For any `n in N, int_(0)^(pi) (sin (2n+1)x)/(sinx)dx` is equal to

To solve the integral \( I_n = \int_0^{\pi} \frac{\sin(2n+1)x}{\sin x} \, dx \), we will use a recursive approach. ### Step 1: Define the Integral Let \[ I_n = \int_0^{\pi} \frac{\sin(2n+1)x}{\sin x} \, dx \] ### Step 2: Write the Next Integral We can express \( I_{n+1} \) as follows: \[ I_{n+1} = \int_0^{\pi} \frac{\sin(2(n+1)+1)x}{\sin x} \, dx = \int_0^{\pi} \frac{\sin(2n+3)x}{\sin x} \, dx \] ### Step 3: Subtract the Two Integrals Now, we will subtract \( I_n \) from \( I_{n+1} \): \[ I_{n+1} - I_n = \int_0^{\pi} \left( \frac{\sin(2n+3)x - \sin(2n+1)x}{\sin x} \right) \, dx \] ### Step 4: Use the Sine Difference Formula Using the sine difference formula: \[ \sin A - \sin B = 2 \cos\left(\frac{A+B}{2}\right) \sin\left(\frac{A-B}{2}\right) \] we have: \[ \sin(2n+3)x - \sin(2n+1)x = 2 \cos\left((2n+3 + 2n+1)x/2\right) \sin\left((2n+3 - (2n+1))x/2\right) \] This simplifies to: \[ = 2 \cos((4n+4)x/2) \sin(x) \] Thus, \[ I_{n+1} - I_n = \int_0^{\pi} \frac{2 \cos((2n+2)x) \sin x}{\sin x} \, dx = 2 \int_0^{\pi} \cos((2n+2)x) \, dx \] ### Step 5: Evaluate the Integral The integral \( \int_0^{\pi} \cos((2n+2)x) \, dx \) evaluates to: - If \( 2n+2 \neq 0 \), it equals \( 0 \). - If \( 2n+2 = 0 \), which is not possible for \( n \in \mathbb{N} \).

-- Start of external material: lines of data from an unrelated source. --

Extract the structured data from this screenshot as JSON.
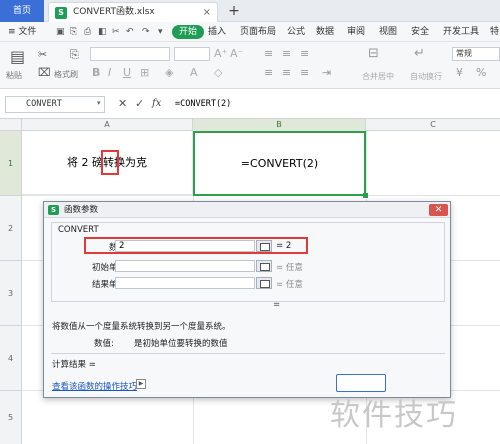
{
  "tabbar": {
    "home": "首页",
    "file_tab": "CONVERT函数.xlsx",
    "xls_badge": "S",
    "close": "×",
    "new_tab": "+"
  },
  "menubar": {
    "file": "≡ 文件",
    "items": [
      "开始",
      "插入",
      "页面布局",
      "公式",
      "数据",
      "审阅",
      "视图",
      "安全",
      "开发工具"
    ],
    "more": "特"
  },
  "ribbon": {
    "paste": "粘贴",
    "format_painter": "格式刷",
    "merge": "合并居中",
    "wrap": "自动换行",
    "style_value": "常规",
    "currency": "¥"
  },
  "formula_bar": {
    "name_box": "CONVERT",
    "fx": "fx",
    "formula": "=CONVERT(2)"
  },
  "columns": [
    "A",
    "B",
    "C"
  ],
  "rows": [
    "1",
    "2",
    "3",
    "4",
    "5"
  ],
  "cells": {
    "a1_pre": "将 ",
    "a1_num": "2",
    "a1_post": " 磅转换为克",
    "b1": "=CONVERT(2)"
  },
  "dialog": {
    "icon": "S",
    "title": "函数参数",
    "close": "✕",
    "function_name": "CONVERT",
    "args": [
      {
        "label": "数值",
        "value": "2",
        "result": "= 2"
      },
      {
        "label": "初始单位",
        "value": "",
        "result": "= 任意"
      },
      {
        "label": "结果单位",
        "value": "",
        "result": "= 任意"
      }
    ],
    "result_eq": "=",
    "description": "将数值从一个度量系统转换到另一个度量系统。",
    "param_name": "数值:",
    "param_desc": "是初始单位要转换的数值",
    "calc_result": "计算结果 =",
    "help_link": "查看该函数的操作技巧"
  },
  "watermark": "软件技巧",
  "colors": {
    "accent_blue": "#3c6fd6",
    "accent_green": "#1f9d55",
    "highlight_red": "#e03a3a",
    "selection_green": "#2e9e4f"
  }
}
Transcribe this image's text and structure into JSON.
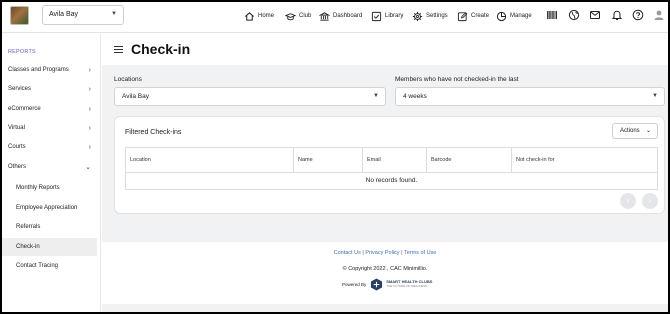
{
  "header": {
    "club_select": "Avila Bay",
    "nav": [
      {
        "label": "Home"
      },
      {
        "label": "Club"
      },
      {
        "label": "Dashboard"
      },
      {
        "label": "Library"
      },
      {
        "label": "Settings"
      },
      {
        "label": "Create"
      },
      {
        "label": "Manage"
      }
    ]
  },
  "sidebar": {
    "heading": "REPORTS",
    "items": [
      {
        "label": "Classes and Programs"
      },
      {
        "label": "Services"
      },
      {
        "label": "eCommerce"
      },
      {
        "label": "Virtual"
      },
      {
        "label": "Courts"
      },
      {
        "label": "Others"
      }
    ],
    "subitems": [
      {
        "label": "Monthly Reports"
      },
      {
        "label": "Employee Appreciation"
      },
      {
        "label": "Referrals"
      },
      {
        "label": "Check-in"
      },
      {
        "label": "Contact Tracing"
      }
    ]
  },
  "main": {
    "title": "Check-in",
    "locations_label": "Locations",
    "locations_value": "Avila Bay",
    "period_label": "Members who have not checked-in the last",
    "period_value": "4 weeks",
    "card_title": "Filtered Check-ins",
    "actions_label": "Actions",
    "columns": [
      "Location",
      "Name",
      "Email",
      "Barcode",
      "Not check-in for"
    ],
    "empty_message": "No records found."
  },
  "footer": {
    "contact": "Contact Us",
    "privacy": "Privacy Policy",
    "terms": "Terms of Use",
    "separator": "|",
    "copyright": "© Copyright 2022 , CAC Minimillio.",
    "powered_by": "Powered By",
    "brand": "SMART HEALTH CLUBS",
    "brand_tagline": "THE FUTURE OF WELLNESS"
  },
  "colors": {
    "accent": "#6a5fc0",
    "link": "#3f6fb3",
    "main_bg": "#f0f2f4"
  }
}
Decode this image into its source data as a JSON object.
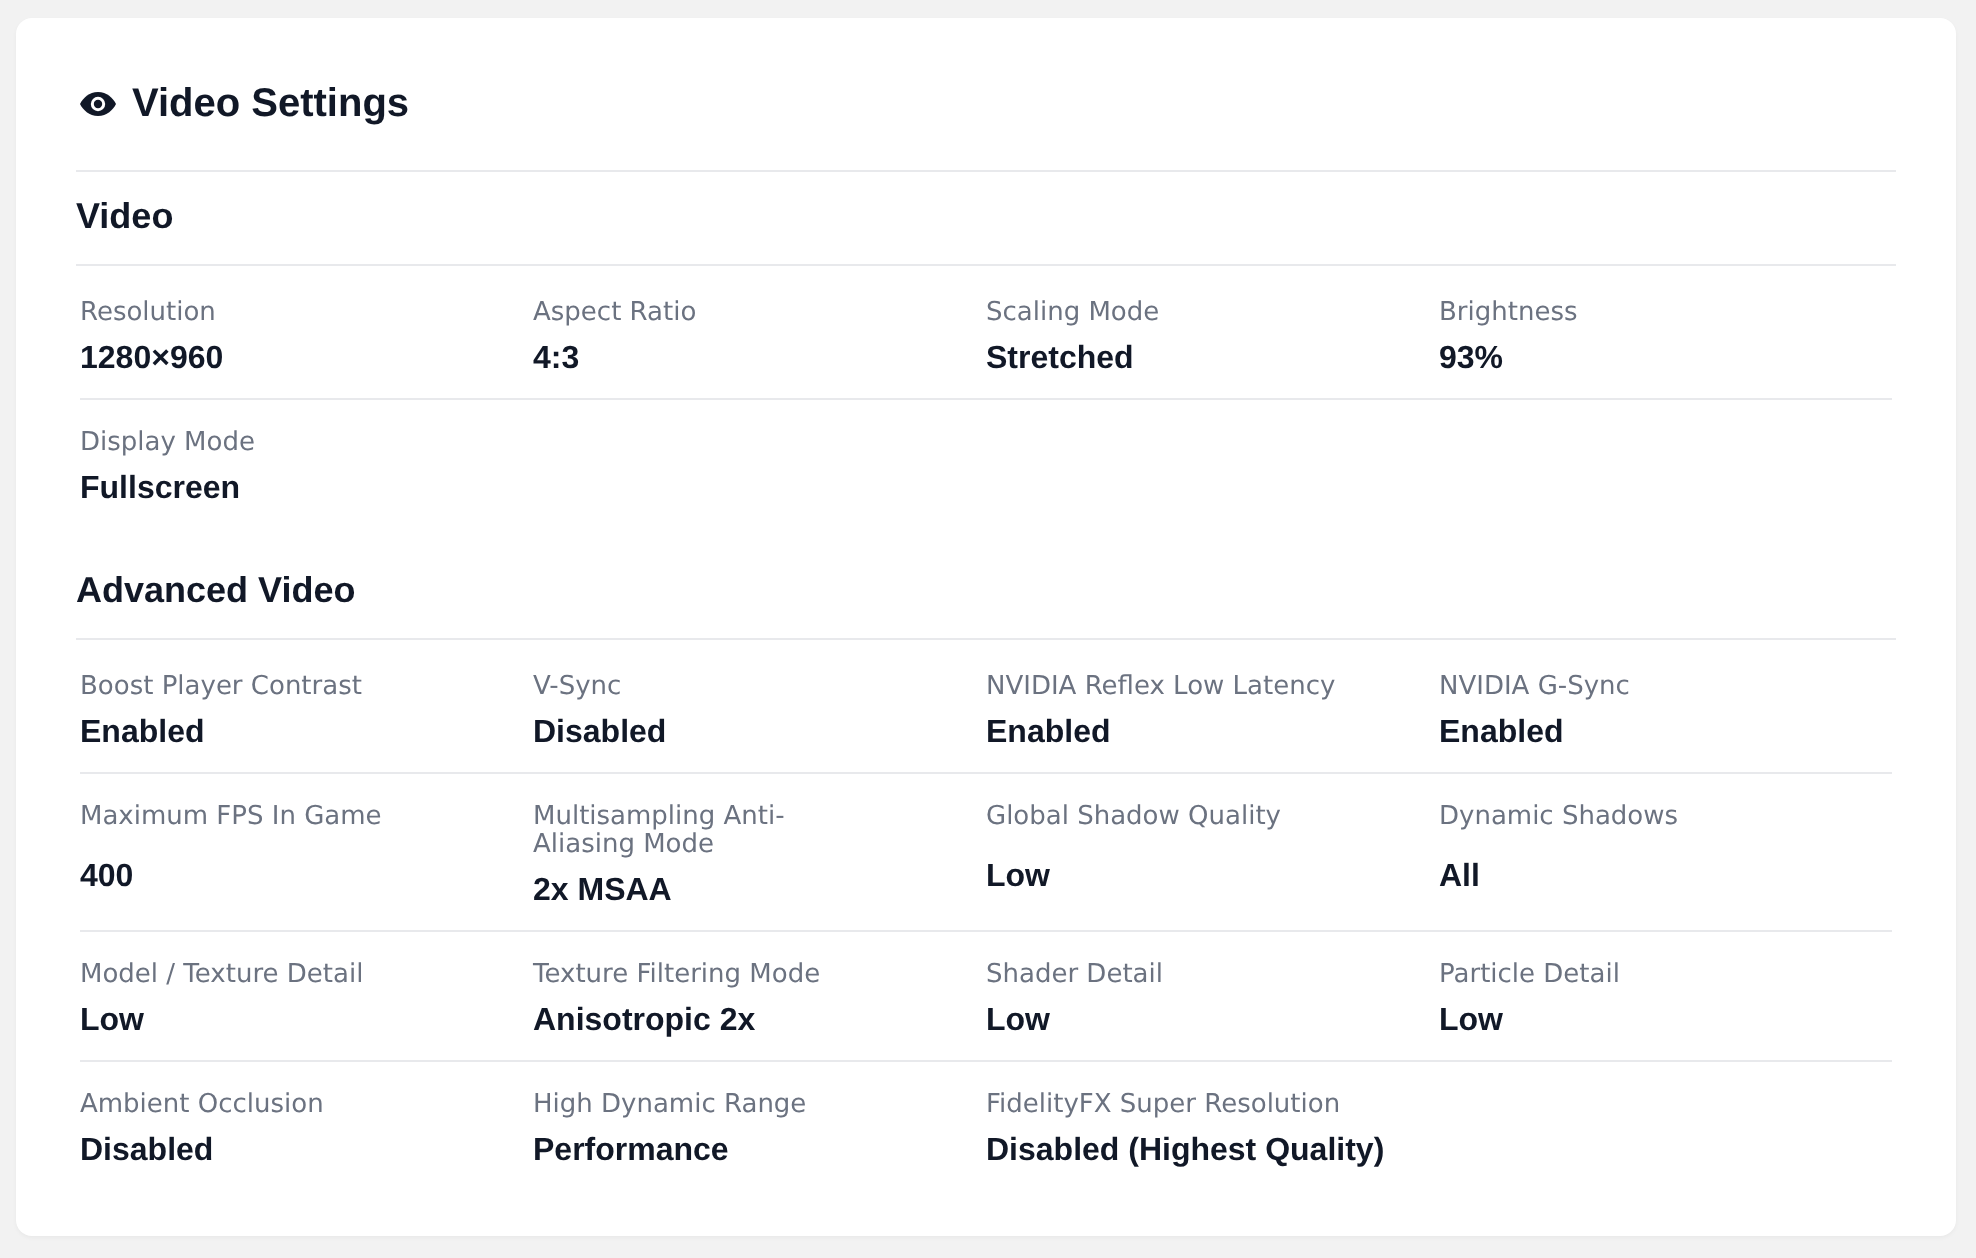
{
  "panel": {
    "title": "Video Settings"
  },
  "sections": [
    {
      "title": "Video",
      "settings": [
        {
          "label": "Resolution",
          "value": "1280×960"
        },
        {
          "label": "Aspect Ratio",
          "value": "4:3"
        },
        {
          "label": "Scaling Mode",
          "value": "Stretched"
        },
        {
          "label": "Brightness",
          "value": "93%"
        },
        {
          "label": "Display Mode",
          "value": "Fullscreen"
        }
      ]
    },
    {
      "title": "Advanced Video",
      "settings": [
        {
          "label": "Boost Player Contrast",
          "value": "Enabled"
        },
        {
          "label": "V-Sync",
          "value": "Disabled"
        },
        {
          "label": "NVIDIA Reflex Low Latency",
          "value": "Enabled"
        },
        {
          "label": "NVIDIA G-Sync",
          "value": "Enabled"
        },
        {
          "label": "Maximum FPS In Game",
          "value": "400"
        },
        {
          "label": "Multisampling Anti-Aliasing Mode",
          "value": "2x MSAA"
        },
        {
          "label": "Global Shadow Quality",
          "value": "Low"
        },
        {
          "label": "Dynamic Shadows",
          "value": "All"
        },
        {
          "label": "Model / Texture Detail",
          "value": "Low"
        },
        {
          "label": "Texture Filtering Mode",
          "value": "Anisotropic 2x"
        },
        {
          "label": "Shader Detail",
          "value": "Low"
        },
        {
          "label": "Particle Detail",
          "value": "Low"
        },
        {
          "label": "Ambient Occlusion",
          "value": "Disabled"
        },
        {
          "label": "High Dynamic Range",
          "value": "Performance"
        },
        {
          "label": "FidelityFX Super Resolution",
          "value": "Disabled (Highest Quality)"
        }
      ]
    }
  ]
}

Thus, we have: \[ I_{n+1} - I_n = 0 \quad \Rightarrow \quad I_{n+1} = I_n \] ### Step 6: Base Case Now we can find a base case. Let’s calculate \( I_1 \): \[ I_1 = \int_0^{\pi} \frac{\sin(3x)}{\sin x} \, dx \] Using the identity \( \sin(3x) = 3\sin x - 4\sin^3 x \): \[ I_1 = \int_0^{\pi} \frac{3\sin x - 4\sin^3 x}{\sin x} \, dx = \int_0^{\pi} (3 - 4\sin^2 x) \, dx \] ### Step 7: Evaluate \( I_1 \) Now, we can evaluate: \[ I_1 = \int_0^{\pi} 3 \, dx - 4 \int_0^{\pi} \sin^2 x \, dx \] The first integral evaluates to: \[ 3 \cdot \pi \] The second integral can be computed using: \[ \int_0^{\pi} \sin^2 x \, dx = \frac{\pi}{2} \] Thus: \[ I_1 = 3\pi - 4 \cdot \frac{\pi}{2} = 3\pi - 2\pi = \pi \] ### Conclusion Since \( I_n = I_1 \) for all \( n \in \mathbb{N} \), we conclude: \[ I_n = \pi \] ### Final Answer \[ \int_0^{\pi} \frac{\sin(2n+1)x}{\sin x} \, dx = \pi \]